Too many soft centres in chocolate box ballet

22 November 2021

If you have a sweet tooth when it comes to ballet then Javier Torres’s Sleeping Beauty should satisfy, says Kim Balfour. But if you’re looking for reinvention rather than convention, you won’t find it here.

Sleeping Beauty, WA Ballet ·
His Majesty’s Theatre, 18 November 2021 ·

Classical ballet is not a format where anyone should seriously expect to find a plausible plot.

Coppelia’s Franz falls for a life-size dancing doll, and Swan Lake’s Prince Siegfried thought his beloved Odette was just going through a goth phase.

But they all, more or less, have an obvious story structure on which to hang the dance elements.

Sleeping Beauty, by comparison, all but dispenses with any such pretence, instead opting to invite over a cast of eccentric friends for a huge opulent fairy tale themed dance party. If that seems like fun to you, then you’ll enjoy West Australian Ballet’s current production, by Mexican-Finnish choreographer Javier Torres after Marius Petipa.

Pyotr Ilyich Tchaikovsky’s Sleeping Beauty is his longest ballet score; an evening of Petipa’s 1890 ballet would have cost four hours of your time. As if hacking through a wall of thorny vines, Torres has pruned back extraneous parts of Sleeping Beauty and expanded others.

Torres says he wanted to make Sleeping Beauty “a multisensory experience” and to make classical ballet “more accessible to a wider modern audience”. In an attempt to avoid binary good versus evil tropes, Torres instead explores the relationship between love and fear (conjuring some serious Donnie Darko vibes), represented by the fairies Lilac and Carabosse respectively.

Torres’ Baroque ballet is jam packed with a plethora of short and sweet variations, delightfully complemented by Jessica Gethin and the West Australian Philharmonic Orchestra, which keeps the “accessible multisensory” experience rolling along.
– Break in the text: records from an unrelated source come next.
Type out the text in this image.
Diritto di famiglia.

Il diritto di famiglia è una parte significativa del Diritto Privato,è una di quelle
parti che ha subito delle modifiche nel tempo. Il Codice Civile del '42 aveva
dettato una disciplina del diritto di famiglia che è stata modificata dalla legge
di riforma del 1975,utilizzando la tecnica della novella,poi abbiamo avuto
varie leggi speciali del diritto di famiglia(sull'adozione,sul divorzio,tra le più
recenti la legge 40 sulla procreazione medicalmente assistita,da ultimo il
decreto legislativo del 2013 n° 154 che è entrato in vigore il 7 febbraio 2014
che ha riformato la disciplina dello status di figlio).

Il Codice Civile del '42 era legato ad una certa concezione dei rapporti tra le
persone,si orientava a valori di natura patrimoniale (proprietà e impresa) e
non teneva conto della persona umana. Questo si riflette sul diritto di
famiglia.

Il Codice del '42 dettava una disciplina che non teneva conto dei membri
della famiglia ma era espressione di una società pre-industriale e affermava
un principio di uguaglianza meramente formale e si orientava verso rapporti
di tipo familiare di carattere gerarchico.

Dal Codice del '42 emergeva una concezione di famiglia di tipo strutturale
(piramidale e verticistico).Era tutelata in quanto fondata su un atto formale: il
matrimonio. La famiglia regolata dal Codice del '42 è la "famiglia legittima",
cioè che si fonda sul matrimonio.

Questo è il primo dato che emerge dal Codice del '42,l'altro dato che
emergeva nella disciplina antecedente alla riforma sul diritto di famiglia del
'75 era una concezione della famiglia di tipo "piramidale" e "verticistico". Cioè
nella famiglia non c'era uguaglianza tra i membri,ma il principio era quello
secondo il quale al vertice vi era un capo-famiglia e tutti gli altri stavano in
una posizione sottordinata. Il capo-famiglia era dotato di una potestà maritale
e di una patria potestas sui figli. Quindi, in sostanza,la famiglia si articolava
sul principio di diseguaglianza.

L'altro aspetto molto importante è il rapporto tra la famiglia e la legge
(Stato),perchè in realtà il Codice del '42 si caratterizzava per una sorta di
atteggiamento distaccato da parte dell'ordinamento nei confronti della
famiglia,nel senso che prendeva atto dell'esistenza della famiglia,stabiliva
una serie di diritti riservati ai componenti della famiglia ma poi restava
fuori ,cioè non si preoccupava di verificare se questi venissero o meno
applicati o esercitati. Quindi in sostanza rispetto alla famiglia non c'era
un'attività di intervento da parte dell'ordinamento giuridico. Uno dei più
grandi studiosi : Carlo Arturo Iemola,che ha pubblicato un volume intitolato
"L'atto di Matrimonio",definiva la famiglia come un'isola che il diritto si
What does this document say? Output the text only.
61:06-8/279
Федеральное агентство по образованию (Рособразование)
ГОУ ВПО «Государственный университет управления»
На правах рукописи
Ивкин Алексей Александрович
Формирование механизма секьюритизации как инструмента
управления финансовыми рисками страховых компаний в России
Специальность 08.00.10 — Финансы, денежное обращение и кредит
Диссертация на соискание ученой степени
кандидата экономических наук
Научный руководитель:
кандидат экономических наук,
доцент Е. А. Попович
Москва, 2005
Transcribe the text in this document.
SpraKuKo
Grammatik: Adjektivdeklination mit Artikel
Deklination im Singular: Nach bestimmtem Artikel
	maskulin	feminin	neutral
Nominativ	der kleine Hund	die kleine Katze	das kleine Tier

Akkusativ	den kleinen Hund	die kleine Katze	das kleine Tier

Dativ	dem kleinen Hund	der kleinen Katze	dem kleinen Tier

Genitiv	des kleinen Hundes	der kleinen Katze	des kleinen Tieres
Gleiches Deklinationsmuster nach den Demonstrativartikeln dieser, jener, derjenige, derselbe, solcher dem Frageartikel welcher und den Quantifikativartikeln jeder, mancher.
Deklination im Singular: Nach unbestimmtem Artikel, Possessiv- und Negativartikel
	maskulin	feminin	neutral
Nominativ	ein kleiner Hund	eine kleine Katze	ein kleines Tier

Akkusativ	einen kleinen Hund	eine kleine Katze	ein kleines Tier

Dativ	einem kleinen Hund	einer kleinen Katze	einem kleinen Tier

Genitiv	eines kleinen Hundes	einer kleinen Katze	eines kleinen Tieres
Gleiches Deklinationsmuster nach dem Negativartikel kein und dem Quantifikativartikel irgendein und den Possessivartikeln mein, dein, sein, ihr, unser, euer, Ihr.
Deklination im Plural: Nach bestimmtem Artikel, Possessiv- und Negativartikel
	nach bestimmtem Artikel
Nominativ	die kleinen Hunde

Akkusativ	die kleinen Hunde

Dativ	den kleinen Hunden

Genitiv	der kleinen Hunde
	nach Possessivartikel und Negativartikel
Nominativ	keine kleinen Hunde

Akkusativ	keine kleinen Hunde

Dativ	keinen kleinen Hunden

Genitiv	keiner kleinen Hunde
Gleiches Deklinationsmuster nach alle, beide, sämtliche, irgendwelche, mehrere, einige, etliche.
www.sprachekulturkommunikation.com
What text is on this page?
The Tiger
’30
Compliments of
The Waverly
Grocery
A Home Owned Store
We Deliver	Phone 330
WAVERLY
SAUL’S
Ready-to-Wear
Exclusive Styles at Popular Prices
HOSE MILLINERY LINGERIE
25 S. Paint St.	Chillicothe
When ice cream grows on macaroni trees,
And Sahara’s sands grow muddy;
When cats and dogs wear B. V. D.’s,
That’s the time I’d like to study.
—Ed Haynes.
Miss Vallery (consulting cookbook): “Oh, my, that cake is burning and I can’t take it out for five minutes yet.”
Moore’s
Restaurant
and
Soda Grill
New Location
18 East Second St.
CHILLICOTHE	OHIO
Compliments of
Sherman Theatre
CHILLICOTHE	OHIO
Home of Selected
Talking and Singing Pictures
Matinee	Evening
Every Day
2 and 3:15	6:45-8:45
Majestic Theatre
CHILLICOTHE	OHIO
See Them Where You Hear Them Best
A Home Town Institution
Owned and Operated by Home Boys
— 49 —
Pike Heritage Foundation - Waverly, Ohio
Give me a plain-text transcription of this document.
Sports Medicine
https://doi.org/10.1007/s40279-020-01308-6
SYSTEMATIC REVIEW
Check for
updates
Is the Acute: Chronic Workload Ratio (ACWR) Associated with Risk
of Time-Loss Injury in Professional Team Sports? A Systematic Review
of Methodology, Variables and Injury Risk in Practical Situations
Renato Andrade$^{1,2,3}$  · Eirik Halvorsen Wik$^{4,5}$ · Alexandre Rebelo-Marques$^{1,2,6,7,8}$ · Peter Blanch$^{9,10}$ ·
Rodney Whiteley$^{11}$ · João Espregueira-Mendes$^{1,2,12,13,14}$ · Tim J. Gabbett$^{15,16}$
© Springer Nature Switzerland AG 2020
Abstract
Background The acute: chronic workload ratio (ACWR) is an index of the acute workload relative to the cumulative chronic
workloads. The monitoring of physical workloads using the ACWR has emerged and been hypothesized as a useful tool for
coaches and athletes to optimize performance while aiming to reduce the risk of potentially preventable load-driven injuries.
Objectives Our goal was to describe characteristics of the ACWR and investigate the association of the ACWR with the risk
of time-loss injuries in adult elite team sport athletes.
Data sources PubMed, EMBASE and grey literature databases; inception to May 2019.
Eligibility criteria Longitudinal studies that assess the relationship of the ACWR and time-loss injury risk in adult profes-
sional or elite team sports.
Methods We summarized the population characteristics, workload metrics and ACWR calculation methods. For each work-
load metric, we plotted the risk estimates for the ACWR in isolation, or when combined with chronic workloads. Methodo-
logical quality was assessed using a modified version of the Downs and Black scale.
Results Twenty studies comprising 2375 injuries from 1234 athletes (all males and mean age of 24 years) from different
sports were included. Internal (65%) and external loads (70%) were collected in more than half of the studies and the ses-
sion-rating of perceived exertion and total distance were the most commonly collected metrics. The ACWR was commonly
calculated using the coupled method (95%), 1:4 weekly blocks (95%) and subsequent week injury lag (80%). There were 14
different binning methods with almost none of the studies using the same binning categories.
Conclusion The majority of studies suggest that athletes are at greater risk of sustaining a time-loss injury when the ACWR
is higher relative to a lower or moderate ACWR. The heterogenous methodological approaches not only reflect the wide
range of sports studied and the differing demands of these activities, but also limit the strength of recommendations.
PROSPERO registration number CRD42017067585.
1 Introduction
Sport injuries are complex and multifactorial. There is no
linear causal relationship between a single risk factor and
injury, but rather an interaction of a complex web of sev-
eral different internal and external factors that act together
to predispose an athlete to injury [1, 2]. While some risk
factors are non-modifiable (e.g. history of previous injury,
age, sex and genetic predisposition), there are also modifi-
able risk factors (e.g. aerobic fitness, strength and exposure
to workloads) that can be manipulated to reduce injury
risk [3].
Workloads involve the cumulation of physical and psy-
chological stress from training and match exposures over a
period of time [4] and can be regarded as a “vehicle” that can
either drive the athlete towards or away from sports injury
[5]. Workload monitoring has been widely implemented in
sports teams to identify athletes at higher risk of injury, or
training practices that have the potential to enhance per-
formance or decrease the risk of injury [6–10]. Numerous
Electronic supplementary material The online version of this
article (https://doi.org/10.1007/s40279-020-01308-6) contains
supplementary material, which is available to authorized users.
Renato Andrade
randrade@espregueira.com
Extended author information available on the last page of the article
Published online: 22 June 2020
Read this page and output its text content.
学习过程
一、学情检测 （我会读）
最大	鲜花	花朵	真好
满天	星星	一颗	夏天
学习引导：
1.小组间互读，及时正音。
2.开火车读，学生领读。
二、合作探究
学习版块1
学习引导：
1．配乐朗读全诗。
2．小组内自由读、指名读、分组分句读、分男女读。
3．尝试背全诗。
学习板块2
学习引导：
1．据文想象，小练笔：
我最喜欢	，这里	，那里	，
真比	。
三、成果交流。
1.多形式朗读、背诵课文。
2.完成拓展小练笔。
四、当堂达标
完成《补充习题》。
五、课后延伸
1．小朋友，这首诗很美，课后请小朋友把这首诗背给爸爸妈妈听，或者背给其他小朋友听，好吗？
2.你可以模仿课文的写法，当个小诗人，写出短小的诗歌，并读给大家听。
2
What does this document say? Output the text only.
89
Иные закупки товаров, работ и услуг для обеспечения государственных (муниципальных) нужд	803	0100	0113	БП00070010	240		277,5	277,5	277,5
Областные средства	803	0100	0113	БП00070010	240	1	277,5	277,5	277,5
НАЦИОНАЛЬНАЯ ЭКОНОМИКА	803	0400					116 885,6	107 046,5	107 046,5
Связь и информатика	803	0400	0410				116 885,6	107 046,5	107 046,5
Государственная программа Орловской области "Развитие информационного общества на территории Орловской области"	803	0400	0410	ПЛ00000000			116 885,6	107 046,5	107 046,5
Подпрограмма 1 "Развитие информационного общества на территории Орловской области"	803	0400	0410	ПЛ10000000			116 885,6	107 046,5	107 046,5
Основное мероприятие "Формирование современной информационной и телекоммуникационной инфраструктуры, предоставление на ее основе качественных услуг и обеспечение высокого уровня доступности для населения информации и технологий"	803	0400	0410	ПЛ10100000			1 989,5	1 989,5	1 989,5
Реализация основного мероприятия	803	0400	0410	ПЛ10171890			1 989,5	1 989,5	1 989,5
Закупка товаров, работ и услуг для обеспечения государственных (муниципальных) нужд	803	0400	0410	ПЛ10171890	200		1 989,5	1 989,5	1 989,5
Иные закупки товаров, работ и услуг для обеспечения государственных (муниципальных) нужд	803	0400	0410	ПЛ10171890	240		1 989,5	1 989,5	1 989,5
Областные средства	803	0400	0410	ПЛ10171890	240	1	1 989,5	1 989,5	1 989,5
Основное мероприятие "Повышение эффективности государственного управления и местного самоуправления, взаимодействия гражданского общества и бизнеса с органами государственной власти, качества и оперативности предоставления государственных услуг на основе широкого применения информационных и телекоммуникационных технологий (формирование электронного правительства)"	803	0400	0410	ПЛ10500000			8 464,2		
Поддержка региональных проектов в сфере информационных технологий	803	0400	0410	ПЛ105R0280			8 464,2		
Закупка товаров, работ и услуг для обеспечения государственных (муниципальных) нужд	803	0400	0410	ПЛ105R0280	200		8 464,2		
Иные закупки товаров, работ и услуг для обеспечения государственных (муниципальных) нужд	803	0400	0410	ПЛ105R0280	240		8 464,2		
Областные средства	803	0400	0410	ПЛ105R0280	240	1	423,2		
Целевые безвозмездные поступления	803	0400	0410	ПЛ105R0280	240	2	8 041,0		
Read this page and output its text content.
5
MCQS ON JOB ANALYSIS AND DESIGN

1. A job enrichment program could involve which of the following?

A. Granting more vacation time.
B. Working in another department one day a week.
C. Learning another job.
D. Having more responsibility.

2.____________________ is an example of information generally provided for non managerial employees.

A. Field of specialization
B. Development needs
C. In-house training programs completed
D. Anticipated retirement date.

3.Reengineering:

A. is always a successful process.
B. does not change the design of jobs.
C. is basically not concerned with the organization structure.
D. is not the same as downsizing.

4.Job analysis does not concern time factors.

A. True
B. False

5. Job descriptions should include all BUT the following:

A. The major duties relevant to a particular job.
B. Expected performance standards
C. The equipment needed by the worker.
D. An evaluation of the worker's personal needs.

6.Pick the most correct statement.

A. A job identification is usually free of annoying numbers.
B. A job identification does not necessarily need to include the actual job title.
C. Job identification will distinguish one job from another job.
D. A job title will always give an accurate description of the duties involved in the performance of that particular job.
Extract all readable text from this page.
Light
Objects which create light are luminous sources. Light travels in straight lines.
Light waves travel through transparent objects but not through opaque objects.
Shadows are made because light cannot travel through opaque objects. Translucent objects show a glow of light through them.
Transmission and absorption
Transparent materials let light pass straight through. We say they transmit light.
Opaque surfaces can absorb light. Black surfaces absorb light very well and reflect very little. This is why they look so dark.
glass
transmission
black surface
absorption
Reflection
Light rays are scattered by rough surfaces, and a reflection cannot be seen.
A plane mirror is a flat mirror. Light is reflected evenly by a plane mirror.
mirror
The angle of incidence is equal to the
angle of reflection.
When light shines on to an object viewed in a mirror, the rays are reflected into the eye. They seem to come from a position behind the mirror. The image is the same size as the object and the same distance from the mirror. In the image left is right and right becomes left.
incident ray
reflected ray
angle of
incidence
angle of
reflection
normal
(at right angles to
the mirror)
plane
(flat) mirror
In fact, the production line of variations is so tightly packed you’d be forgiven for thinking you’re watching an eisteddfod. Torres has enriched and embellished this vast chocolate box of dazzling, hyperactive dance bites, adding sprinkles of sparkle and colour that clearly delighted the opening night audience.

As the Lilac Fairy, the character who most often propels the narrative, Alexa Tuzil’s performance was one of grace, poise, and honed technique.

The gender fluid role of Carabosse was shared by Kiki Saito and Juan Carlos Osma, who both gave wickedly transfixing performances, imbued with sinewy virtuosity, power and litheness. Carabosse has an army of really cool looking bats that definitely need their own spin-off cabaret show.

A male dancer in a golden leotard leaps in the air. He holds his hands like an animal's hooves.
The shimmering Golden Deer. Pictured is Oscar Valdes (in a different casting to the one reviewed). Photo by Bradbury Photography

In Act II, we also see a bunch of graceful deer leaping their way through a lush forest glade, alongside a shimmering Golden Deer danced with muscular confidence by Julio Blanes. All credit to set designer Minna Wallenius, costume designer Erika Turunen, and lighting designer Nigel Levings for these and other magical fairy tale moments.

Sleeping Beauty is full of en pointe endurance tests, much like watching an Olympics with a beauty aesthetic. Act I’s famous Rose Adagio, where Aurora cycles through four suitors while balanced in attitude derrière en pointe, is always a thrill ride for audiences, and Chihiro Nomura didn’t disappoint.

Act III sees the storyline abruptly wrapped up. Prince Desiré, Oscar Valdes, quickly defeats Carabosse and awakens Aurora with a kiss, before we move on to the wedding, more variations, and the main pas de deux. White Cat (Carina Roberts), Puss in Boots (Ruben Flynn-Kann) and Street Cat (Oliver Edwardson) are fun, as are the other fairy tale wedding guests.

Nomura and Valdes performed the main pas de deux, solos and coda with careful precision, demonstrating assured technical brilliance, virtuosity, and partnering chemistry. Arguably one element missing was light and shade from an otherwise highly skilled pair of dancers performing complex routines with apparent ease.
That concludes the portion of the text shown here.